Renaldo Rama

Personal information
- Date of birth: 27 January 1990 (age 35)
- Place of birth: Tepelenë, Albania
- Height: 1.76 m (5 ft 9 in)
- Position: Forward

Youth career
- 2005–2007: A.O. Kastella
- 2007–2008: Olympiacos

Senior career*
- Years: Team / Apps / (Gls)
- 2008–2009: Gramozi / 20 / (5)
- 2009–2010: TuS Koblenz / 1 / (0)
- 2011–2013: Apolonia / 29 / (9)
- 2013–2014: AEK Athens / 8 / (4)
- 2014–2015: Fostiras / 17 / (2)
- 2015: Kukësi / 3 / (0)
- 2015–2017: AO Karavas Piraeus / 34 / (17)
- 2017–2018: SFAS Ampelakiakos / 31 / (24)
- 2018–2019: Olympiacos Agios Stefanos / 22 / (9)
- 2019–2021: SFAS Ampelakiakos

International career
- 2007: Albania U21 / 1 / (0)

= Renaldo Rama =

Albanian footballer

Renaldo Rama (born 27 January 1990) is an Albanian footballer who plays as a forward.

== Club career ==
The central midfielder has previously played for A.O. Kastellas and Olympiacos at youth level and German club TuS Koblenz at senior level, as well as Gramozi Ersekë in Albania.
He made his debut on the professional league level in the 2. Bundesliga for TuS Koblenz on 20 March 2009 when he came on as a substitute in the 83rd minute in a game against FC Hansa Rostock.
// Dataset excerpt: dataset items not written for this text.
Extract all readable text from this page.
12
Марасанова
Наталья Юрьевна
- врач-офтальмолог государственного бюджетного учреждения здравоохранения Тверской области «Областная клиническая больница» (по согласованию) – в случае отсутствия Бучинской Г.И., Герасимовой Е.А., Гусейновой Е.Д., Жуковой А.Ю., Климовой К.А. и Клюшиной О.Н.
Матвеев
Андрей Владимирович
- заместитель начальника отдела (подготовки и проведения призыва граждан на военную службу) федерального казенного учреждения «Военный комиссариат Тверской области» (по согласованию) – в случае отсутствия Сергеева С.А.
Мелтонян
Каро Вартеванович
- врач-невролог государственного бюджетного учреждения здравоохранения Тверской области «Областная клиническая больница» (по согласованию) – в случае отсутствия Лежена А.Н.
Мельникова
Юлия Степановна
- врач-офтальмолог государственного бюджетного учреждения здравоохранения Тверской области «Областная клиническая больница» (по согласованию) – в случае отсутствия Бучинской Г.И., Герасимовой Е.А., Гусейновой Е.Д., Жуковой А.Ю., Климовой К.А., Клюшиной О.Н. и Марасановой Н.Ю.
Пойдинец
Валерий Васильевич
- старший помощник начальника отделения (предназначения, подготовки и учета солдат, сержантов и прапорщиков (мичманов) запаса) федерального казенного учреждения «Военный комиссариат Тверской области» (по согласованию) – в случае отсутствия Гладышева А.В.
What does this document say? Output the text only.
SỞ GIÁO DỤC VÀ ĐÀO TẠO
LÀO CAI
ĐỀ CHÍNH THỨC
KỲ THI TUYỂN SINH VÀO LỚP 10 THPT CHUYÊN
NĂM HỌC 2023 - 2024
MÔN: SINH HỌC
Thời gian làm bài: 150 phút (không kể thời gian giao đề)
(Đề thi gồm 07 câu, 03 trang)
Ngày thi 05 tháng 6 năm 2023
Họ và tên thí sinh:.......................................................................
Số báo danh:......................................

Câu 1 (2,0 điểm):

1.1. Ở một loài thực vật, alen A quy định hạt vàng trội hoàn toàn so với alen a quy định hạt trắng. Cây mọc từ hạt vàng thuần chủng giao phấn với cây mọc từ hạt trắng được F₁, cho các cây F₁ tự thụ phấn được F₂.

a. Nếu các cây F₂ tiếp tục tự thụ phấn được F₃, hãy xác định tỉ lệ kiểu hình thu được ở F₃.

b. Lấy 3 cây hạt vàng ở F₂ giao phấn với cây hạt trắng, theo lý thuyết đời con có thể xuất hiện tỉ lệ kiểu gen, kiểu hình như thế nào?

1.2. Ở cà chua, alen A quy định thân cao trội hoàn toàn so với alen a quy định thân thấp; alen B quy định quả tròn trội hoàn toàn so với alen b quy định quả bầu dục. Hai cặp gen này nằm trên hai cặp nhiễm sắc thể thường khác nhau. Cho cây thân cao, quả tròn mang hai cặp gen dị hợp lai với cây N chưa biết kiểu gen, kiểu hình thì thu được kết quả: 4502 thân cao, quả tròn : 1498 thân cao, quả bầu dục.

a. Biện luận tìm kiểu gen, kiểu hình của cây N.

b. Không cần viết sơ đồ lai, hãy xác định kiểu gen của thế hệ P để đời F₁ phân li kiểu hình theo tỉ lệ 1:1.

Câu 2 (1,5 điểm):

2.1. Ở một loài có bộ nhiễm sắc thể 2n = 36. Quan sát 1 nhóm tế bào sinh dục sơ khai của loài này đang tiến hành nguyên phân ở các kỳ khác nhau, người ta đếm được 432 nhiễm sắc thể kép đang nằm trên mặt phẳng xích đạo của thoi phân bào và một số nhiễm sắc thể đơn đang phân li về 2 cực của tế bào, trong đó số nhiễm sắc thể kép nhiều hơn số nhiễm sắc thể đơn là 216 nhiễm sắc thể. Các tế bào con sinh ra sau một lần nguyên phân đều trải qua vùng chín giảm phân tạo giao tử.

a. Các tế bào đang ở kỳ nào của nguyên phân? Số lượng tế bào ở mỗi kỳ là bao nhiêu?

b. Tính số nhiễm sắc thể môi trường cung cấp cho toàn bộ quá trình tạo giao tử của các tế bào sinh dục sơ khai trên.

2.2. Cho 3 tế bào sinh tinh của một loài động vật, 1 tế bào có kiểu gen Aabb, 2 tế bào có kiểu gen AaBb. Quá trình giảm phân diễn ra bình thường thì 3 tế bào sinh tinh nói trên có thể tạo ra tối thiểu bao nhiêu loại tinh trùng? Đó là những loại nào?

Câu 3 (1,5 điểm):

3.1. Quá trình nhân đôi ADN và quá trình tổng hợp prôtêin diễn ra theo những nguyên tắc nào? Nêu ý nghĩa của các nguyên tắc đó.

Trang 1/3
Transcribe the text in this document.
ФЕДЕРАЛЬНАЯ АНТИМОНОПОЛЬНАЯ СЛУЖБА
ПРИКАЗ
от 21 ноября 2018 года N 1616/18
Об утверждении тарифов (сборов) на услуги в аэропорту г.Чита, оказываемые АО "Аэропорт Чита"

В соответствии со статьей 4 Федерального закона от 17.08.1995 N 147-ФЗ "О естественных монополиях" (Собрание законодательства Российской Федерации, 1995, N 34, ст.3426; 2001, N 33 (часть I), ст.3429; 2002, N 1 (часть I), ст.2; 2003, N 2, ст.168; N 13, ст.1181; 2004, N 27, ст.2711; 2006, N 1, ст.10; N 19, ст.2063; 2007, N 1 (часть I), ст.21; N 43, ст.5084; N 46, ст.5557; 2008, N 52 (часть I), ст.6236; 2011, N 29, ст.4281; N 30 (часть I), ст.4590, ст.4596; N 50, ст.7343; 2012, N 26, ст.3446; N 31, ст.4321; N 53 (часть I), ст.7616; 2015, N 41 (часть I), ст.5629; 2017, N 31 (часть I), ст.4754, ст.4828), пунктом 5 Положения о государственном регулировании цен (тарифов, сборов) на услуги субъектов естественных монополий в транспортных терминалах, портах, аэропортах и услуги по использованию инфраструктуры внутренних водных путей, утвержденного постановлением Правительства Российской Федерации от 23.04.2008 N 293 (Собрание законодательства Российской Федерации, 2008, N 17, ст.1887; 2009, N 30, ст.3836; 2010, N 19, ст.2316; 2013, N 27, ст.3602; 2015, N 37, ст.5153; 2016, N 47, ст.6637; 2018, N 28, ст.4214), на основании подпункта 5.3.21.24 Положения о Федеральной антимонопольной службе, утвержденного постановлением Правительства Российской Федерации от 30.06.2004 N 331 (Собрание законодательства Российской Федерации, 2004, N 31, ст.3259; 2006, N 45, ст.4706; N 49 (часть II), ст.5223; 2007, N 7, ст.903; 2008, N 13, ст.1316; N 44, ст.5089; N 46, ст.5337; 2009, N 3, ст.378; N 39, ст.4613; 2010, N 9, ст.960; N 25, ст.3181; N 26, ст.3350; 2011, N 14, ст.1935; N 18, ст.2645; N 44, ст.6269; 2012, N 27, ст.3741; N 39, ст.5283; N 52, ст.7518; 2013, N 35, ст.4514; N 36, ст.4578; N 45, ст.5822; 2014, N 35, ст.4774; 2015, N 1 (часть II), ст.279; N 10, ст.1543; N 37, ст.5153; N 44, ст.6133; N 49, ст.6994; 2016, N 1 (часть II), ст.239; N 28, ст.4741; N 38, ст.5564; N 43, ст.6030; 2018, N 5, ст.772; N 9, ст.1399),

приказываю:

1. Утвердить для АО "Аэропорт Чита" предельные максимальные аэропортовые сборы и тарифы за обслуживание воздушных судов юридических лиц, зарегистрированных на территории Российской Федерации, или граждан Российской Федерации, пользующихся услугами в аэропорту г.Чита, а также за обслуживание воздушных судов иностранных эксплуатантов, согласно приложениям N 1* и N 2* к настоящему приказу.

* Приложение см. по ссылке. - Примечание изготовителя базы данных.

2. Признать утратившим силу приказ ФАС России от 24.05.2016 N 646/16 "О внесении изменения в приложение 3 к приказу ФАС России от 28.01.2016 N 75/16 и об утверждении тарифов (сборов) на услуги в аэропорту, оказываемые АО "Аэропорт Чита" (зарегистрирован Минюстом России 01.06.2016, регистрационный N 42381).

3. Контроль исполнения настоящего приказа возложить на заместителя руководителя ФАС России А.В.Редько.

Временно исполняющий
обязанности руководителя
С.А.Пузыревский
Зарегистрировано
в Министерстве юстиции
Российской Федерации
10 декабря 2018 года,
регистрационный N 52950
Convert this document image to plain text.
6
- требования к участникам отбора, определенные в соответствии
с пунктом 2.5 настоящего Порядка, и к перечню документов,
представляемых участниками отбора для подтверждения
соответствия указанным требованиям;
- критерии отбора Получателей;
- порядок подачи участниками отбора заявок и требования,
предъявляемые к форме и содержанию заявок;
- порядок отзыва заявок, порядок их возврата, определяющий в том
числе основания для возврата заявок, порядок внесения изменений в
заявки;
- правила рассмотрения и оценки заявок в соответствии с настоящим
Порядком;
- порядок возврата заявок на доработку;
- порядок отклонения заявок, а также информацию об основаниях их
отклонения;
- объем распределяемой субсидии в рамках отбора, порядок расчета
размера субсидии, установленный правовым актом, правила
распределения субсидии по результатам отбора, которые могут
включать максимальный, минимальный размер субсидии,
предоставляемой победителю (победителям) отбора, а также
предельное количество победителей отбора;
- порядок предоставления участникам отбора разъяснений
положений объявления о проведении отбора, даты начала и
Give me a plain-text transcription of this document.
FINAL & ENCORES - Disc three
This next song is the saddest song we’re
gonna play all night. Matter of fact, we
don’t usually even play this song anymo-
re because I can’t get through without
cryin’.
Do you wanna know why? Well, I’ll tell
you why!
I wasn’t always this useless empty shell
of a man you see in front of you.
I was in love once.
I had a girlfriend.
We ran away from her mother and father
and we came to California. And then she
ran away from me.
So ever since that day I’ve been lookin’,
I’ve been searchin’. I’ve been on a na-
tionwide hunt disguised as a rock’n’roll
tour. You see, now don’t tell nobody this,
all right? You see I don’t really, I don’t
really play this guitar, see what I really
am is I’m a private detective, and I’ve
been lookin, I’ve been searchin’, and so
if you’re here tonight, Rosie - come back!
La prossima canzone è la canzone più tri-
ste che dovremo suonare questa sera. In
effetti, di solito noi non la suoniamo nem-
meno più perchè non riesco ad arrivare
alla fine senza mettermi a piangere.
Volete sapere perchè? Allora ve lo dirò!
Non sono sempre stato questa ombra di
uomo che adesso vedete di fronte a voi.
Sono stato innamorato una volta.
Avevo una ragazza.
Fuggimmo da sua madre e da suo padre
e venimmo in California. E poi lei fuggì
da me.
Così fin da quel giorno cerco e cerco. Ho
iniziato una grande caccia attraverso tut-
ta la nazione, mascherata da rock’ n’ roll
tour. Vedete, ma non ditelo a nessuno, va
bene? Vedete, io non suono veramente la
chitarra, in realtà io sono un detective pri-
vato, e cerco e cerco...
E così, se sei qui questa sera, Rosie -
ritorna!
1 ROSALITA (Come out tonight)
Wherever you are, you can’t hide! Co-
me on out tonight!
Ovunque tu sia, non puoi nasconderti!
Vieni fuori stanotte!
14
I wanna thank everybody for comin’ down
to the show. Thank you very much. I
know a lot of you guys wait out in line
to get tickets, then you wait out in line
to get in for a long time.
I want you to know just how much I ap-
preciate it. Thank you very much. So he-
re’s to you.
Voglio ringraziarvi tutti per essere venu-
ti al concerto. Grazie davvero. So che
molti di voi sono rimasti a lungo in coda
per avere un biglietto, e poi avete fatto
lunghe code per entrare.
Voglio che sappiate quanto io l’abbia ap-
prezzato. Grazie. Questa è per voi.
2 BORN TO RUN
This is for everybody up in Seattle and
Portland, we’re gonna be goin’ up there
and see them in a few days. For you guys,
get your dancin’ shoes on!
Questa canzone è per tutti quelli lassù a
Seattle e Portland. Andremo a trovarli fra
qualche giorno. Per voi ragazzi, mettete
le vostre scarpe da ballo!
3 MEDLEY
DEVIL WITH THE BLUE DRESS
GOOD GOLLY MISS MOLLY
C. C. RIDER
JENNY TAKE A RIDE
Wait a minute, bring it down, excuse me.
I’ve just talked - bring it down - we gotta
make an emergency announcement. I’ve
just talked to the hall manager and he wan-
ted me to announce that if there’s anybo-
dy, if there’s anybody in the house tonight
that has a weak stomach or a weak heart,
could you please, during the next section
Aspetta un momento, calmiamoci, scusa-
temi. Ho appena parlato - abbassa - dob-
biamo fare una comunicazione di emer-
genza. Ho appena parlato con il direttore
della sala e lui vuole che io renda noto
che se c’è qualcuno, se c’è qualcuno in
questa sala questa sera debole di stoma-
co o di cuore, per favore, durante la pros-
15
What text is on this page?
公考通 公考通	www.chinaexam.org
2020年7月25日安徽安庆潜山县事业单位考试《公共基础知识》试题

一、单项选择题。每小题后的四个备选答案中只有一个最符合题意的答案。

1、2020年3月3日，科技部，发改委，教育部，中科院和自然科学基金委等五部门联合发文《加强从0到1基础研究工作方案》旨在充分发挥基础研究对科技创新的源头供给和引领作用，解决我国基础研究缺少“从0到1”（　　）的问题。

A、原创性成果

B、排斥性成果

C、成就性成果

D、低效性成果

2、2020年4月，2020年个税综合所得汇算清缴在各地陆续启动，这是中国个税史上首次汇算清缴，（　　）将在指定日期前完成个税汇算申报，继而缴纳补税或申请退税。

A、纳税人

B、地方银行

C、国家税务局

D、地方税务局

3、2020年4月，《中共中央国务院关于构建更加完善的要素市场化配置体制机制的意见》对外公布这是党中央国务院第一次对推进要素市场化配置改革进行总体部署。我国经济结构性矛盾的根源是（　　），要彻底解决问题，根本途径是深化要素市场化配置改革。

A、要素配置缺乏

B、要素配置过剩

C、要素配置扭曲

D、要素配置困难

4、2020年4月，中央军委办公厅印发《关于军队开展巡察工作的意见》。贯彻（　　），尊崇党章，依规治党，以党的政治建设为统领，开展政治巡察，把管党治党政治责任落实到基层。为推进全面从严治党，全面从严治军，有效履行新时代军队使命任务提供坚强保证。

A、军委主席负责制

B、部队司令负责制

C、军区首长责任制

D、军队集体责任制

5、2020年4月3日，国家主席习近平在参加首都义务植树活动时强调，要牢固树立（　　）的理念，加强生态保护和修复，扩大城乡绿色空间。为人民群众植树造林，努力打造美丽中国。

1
On 3 February 2009, he signed a contract with TuS Koblenz, but after one year, he resigned and left the team. The next season, Rama signed a contract with KS Apolonia for two years. He managed to play in 29 games with 9 goals. In season 2013–2014, AEK Athens bought him, using his Greek passport (Renaldo Rama finished high school in Greece). He left the club on 3 July 2014.

Rama spent the 2014–15 season at Fostiras in the Greek Football League, he made seventeen appearances and scored twice for the Greek club. Rama then left to join Albanian Superliga club Kukësi on 4 August 2015, he signed a one-year contract with the club.